Gucci Shoes and Imelda Marcos
Oh, yeah. Six hundred dollars for a pair of shoes! And ugly ones at that. Shades of Imelda Marcos! There obviously comes a time in some upper crust women's lives when they don't blink an eye and even think it's cute to buy a pair of shoes that cost six hundred dollars. Or maybe even six thousand. That's probably an exaggeration but probably not much among the wealthiest elite. Which explains why they have so much trouble trying to actually imagine how poor and even middle class citizens get along on so little. In fact, the economic elite has so much trouble with this they feel at some level that really poor people are not quite human so therefore they can take whatever crumbs they can snatch from poor people to add to their own huge money piles. And they have a legal and moral philosophy for continually taking and trying to take the crumbs from the poor, it's simply this...Privatization good, government programs bad.
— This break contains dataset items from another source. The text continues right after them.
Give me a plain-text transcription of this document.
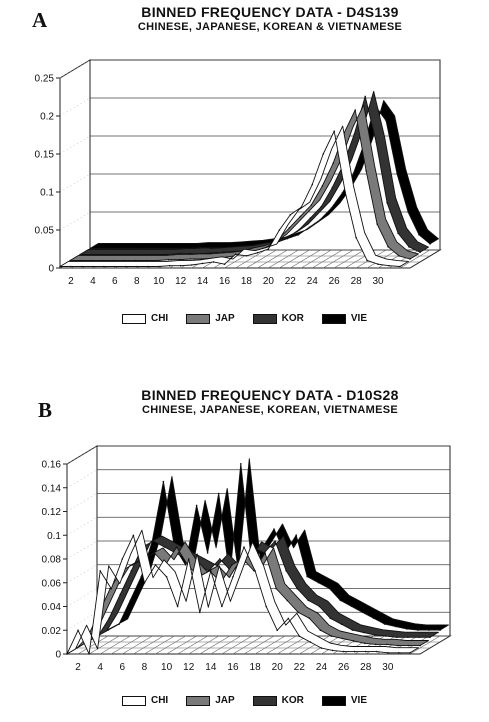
A	BINNED FREQUENCY DATA - D4S139
CHINESE, JAPANESE, KOREAN & VIETNAMESE
0
0.05
0.1
0.15
0.2
0.25
2 4 6 8 10 12 14 16 18 20 22 24 26 28 30
CHI	JAP	KOR	VIE
B
BINNED FREQUENCY DATA - D10S28
CHINESE, JAPANESE, KOREAN, VIETNAMESE
0
0.02
0.04
0.06
0.08
0.1
0.12
0.14
0.16
2 4 6 8 10 12 14 16 18 20 22 24 26 28 30
CHI	JAP	KOR	VIE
Of course Carole Taylor is more of a symbol that a force behind the economic throne of British Columbia. She does as she is bidden by policy directives and if it happens to suit her real beliefs, good, but that's not what is called for. What's called for is an pseudo-intellectual economic voice to prop up Gordon Campbell's philosophical mandate to trash all of the public resources of this province. That's his version of Gucci shoes. But as much as Gordon Campbell would like to privatized the very air we plebeians breath there is a limit.
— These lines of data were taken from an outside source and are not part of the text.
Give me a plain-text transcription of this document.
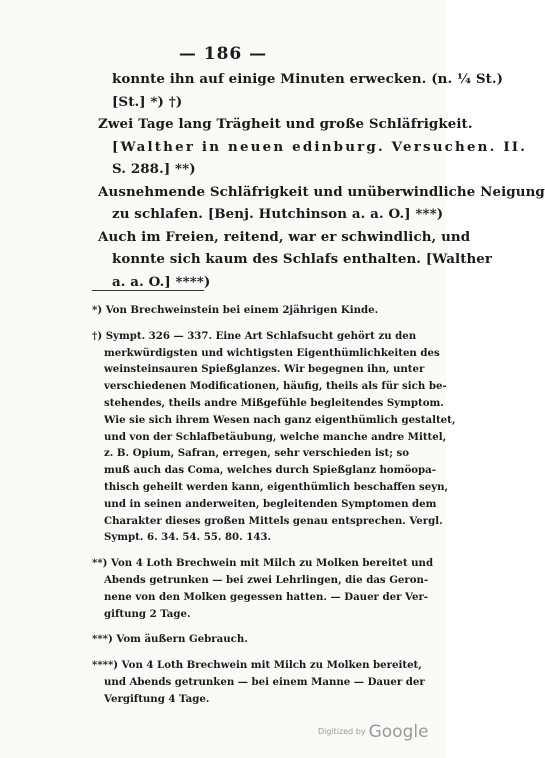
— 186 —
konnte ihn auf einige Minuten erwecken. (n. ¼ St.)
[St.] *) †)
Zwei Tage lang Trägheit und große Schläfrigkeit.
[Walther in neuen edinburg. Versuchen. II.
S. 288.] **)
Ausnehmende Schläfrigkeit und unüberwindliche Neigung
zu schlafen. [Benj. Hutchinson a. a. O.] ***)
Auch im Freien, reitend, war er schwindlich, und
konnte sich kaum des Schlafs enthalten. [Walther
a. a. O.] ****)
*) Von Brechweinstein bei einem 2jährigen Kinde.
†) Sympt. 326 — 337. Eine Art Schlafsucht gehört zu den
merkwürdigsten und wichtigsten Eigenthümlichkeiten des
weinsteinsauren Spießglanzes. Wir begegnen ihn, unter
verschiedenen Modificationen, häufig, theils als für sich be-
stehendes, theils andre Mißgefühle begleitendes Symptom.
Wie sie sich ihrem Wesen nach ganz eigenthümlich gestaltet,
und von der Schlafbetäubung, welche manche andre Mittel,
z. B. Opium, Safran, erregen, sehr verschieden ist; so
muß auch das Coma, welches durch Spießglanz homöopa-
thisch geheilt werden kann, eigenthümlich beschaffen seyn,
und in seinen anderweiten, begleitenden Symptomen dem
Charakter dieses großen Mittels genau entsprechen. Vergl.
Sympt. 6. 34. 54. 55. 80. 143.
**) Von 4 Loth Brechwein mit Milch zu Molken bereitet und
Abends getrunken — bei zwei Lehrlingen, die das Geron-
nene von den Molken gegessen hatten. — Dauer der Ver-
giftung 2 Tage.
***) Vom äußern Gebrauch.
****) Von 4 Loth Brechwein mit Milch zu Molken bereitet,
und Abends getrunken — bei einem Manne — Dauer der
Vergiftung 4 Tage.
Digitized by Google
In spite of the valiant efforts of The Vancouver Sun and Province and Times Colonist to convince citizens that it would be a smart and Nobel thing for us plebs to agree to cut our own economic throats in order to further the increasing amassing of wealth into fewer and fewer hands, in final analysis all real political power rests with the people. It does. It really does. And Carol Taylor's Gucci shoes may have the same affect on the provincial body politic as Imelda Marcos'
shoes had on the psychie of the people of the Philippines.